Leia abaixo os principais
trechos da entrevista com o escritor:
Por que o senhor decidiu
aderir à campanha do Greenpeace e pedir
a suas editoras para que lançassem
seu livro em papel certificado?
Confesso que nunca tinha pensado nisso antes.
Eu estava interessado no que estava se passando
no mundo neste particular, mas nunca tinha
pensado em fazer algo a respeito. Então
o pessoal do Greenpeace da Espanha procurou
a mim e a minha mulher e me deram toda a documentação
a respeito.

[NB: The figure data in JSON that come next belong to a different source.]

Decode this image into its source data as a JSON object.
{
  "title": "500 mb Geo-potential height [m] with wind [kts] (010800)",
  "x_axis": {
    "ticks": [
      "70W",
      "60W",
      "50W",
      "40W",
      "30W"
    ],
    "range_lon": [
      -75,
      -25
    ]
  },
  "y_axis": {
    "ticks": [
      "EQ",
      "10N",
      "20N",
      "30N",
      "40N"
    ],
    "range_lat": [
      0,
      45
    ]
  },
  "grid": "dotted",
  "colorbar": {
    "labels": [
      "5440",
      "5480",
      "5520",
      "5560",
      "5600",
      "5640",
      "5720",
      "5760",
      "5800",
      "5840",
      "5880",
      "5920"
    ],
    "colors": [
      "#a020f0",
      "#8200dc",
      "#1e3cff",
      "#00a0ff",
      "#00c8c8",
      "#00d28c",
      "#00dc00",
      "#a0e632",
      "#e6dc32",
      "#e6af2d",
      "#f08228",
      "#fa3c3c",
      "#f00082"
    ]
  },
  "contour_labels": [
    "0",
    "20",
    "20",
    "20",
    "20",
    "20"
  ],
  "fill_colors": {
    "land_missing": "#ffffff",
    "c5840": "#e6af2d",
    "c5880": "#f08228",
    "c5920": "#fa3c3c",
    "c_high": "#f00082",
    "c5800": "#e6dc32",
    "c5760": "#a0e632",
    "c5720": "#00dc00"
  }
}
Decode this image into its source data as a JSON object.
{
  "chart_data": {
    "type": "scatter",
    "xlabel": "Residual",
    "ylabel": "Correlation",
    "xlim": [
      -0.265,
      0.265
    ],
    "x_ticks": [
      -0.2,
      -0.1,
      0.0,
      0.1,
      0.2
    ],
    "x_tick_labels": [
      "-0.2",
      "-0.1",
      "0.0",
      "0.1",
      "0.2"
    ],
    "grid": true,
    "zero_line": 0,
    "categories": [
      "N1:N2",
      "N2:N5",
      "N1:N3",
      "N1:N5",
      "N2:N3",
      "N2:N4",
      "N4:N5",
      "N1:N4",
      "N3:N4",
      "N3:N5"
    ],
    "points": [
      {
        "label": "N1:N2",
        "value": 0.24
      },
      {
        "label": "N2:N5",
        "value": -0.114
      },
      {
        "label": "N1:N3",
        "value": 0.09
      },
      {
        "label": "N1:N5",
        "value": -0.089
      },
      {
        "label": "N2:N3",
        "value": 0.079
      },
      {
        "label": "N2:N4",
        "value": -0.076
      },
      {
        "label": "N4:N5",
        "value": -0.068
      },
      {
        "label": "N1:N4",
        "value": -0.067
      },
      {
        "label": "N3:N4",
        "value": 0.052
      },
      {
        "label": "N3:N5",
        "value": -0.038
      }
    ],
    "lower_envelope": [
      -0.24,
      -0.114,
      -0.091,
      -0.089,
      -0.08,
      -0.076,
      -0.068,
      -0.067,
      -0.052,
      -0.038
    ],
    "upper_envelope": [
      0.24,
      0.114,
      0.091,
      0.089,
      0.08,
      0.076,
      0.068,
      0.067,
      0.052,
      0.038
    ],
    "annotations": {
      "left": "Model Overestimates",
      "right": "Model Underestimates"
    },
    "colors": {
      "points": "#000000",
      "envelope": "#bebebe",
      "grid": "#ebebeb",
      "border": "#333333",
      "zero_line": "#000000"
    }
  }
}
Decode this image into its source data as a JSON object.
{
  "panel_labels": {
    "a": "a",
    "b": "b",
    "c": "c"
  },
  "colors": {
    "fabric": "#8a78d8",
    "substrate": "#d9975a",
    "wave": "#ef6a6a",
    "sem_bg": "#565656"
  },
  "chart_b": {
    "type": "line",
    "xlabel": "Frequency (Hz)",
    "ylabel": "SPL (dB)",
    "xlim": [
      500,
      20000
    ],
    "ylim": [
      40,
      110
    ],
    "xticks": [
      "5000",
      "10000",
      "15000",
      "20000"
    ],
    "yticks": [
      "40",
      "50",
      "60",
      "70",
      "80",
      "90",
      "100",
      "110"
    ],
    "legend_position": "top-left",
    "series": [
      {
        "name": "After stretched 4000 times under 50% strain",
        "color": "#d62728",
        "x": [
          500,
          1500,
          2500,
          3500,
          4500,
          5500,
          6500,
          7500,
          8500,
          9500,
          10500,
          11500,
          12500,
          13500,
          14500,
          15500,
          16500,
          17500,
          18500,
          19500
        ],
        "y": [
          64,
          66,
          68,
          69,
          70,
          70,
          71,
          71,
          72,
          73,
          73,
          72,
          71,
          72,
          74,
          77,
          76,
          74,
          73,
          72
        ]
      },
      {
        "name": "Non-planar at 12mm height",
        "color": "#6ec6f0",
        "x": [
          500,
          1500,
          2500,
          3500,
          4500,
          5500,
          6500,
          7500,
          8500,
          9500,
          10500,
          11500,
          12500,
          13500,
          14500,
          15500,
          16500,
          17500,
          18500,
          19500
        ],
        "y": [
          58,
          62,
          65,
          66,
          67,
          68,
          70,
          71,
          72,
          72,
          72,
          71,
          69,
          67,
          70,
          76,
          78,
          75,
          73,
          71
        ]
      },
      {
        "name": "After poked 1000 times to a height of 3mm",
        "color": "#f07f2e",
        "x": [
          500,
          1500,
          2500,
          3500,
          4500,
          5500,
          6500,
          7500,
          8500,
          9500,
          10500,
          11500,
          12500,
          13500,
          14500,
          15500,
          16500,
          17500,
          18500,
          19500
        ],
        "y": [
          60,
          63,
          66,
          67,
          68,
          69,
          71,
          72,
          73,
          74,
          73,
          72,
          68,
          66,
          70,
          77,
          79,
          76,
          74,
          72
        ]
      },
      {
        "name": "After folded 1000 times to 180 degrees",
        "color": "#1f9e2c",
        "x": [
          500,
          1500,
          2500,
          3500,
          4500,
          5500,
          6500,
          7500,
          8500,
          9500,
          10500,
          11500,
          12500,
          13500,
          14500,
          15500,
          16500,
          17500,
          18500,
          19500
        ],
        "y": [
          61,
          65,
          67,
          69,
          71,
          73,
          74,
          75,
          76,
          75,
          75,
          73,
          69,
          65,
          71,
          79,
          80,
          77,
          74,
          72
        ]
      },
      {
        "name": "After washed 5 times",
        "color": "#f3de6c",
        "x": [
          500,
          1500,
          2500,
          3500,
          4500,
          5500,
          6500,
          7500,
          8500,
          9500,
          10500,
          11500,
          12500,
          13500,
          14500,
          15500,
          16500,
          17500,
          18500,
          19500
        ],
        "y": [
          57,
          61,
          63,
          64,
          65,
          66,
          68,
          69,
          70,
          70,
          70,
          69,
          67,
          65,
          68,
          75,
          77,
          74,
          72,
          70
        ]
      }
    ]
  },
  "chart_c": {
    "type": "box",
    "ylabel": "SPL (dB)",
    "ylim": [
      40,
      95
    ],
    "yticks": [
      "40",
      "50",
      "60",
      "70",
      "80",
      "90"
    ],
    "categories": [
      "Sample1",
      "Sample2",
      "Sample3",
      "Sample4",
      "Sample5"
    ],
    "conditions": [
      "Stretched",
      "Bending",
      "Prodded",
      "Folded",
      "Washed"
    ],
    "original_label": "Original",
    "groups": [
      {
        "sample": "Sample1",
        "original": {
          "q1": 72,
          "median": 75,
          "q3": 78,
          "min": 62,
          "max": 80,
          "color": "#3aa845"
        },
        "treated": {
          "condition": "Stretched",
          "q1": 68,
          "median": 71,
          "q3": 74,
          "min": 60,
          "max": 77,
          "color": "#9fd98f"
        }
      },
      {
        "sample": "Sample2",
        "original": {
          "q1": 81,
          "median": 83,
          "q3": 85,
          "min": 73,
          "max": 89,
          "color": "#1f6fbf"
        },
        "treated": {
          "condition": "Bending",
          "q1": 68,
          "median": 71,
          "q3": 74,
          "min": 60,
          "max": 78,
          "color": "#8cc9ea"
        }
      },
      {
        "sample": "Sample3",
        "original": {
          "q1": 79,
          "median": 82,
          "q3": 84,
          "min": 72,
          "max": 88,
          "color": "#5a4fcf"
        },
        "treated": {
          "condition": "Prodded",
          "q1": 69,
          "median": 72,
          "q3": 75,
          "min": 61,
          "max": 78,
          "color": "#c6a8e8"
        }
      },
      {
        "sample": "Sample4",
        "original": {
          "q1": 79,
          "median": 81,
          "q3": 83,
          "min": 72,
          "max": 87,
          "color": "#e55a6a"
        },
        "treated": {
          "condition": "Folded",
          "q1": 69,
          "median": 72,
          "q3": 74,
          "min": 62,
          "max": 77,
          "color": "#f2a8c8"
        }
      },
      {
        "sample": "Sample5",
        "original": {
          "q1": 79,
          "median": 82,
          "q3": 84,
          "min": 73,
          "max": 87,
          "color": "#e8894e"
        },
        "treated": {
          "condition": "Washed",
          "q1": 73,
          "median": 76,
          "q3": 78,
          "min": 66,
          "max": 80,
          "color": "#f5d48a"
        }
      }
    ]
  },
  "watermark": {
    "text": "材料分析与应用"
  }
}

Daí me dei conta da urgência
de fazer alguma coisa. A partir desse momento
decidi que meu próximo livro seria
lançado de forma sustentável,
utilizando papel certificado. E isso aconteceu
tanto na edição portuguesa,
quanto na brasileira (Companhia das Letras),
nas espanholas (que irão para toda
a América Latina) e na catalã.
Provavelmente, as próximas edições
a serem traduzidas, a alemã e a francesa,
também terão um papel que respeite
o meio ambiente. E os editores de Portugal
e do Brasil foram tão receptivos à
idéia que já acertamos que todas
as reedições de meus livros
anteriores também serão feitos
com papel certificado.
O senhor espera que seu
exemplo seja copiado por outros autores?
Espero que esse tipo de atitude se espalhe
e, se editores e autores pensarem que essa
é uma boa solução para
a defesa do meio ambiente, isto pode ser o
princípio de uma pequena revolução
para salvar a vida do planeta.
Como o senhor vê hoje
a crise ambiental que atinge o planeta?
Bom, a Amazônia vive hoje uma tragédia
ambiental com a seca, e há uma grande
preocupação com as tragédias
como os furacões e inundações
em todos os continentes. Deve-se pensar que
o planeta é um planeta vivo, que já
passou por períodos de secas, glaciações
e está sujeito a essas catástrofes
ambientais. Mas deve-se diferenciar as ações
climáticas naturais daquelas causadas
pelo homem. Por exemplo, o que está
a acontecer na Amazônia por causa do
corte de árvores. 17% da Amazônia
já desapareceu. Se isso chegar a 30%,
todo o regime de chuvas e umidade se modificará,
com conseqüências drásticas
para o planeta. O que realmente me preocupa
é que a Amazônia não tem
dono, ou não deveria ter. É
tudo do Estado. Mas o que está acontecendo
é uma total impotência do governo
para controlar o processo de grilagem e invasão
de terra públicas na Amazônia.
A Amazônia está no Brasil e vocês
são brasileiros. Então resolvam
o caso.
O senhor sempre teve muita
preocupação com as questões
sociais. O que deve ser priorizado, a produção
de alimentos ou a preservação
ambiental?
O ideal é que não haja nenhuma
prioridade. A única solução
é garantir a produção
de alimentos sem afetar a preservação
ambiental. Porque, se não, ou acabamos
por morrer de fome, ou o planeta se torna
inabitável, e terminamos por morrer
também. E as duas opções
são péssimas.
O que o senhor acha dos
transgênicos?
Não tenho muita informação
sobre isso. O importante é que as pessoas
entendidas no assunto passem informações
objetivas e claras e não manipuladas
para que não tomemos partido levianamente
só porque lemos um artigo que diz que
os transgênicos são bons ou ruins.
Temos que estar informados. Quando dizemos
que vivemos em uma sociedade da informação,
isso não significa grande coisa. Significaria
muito mais se vivêssemos em uma sociedade
de pessoas informadas.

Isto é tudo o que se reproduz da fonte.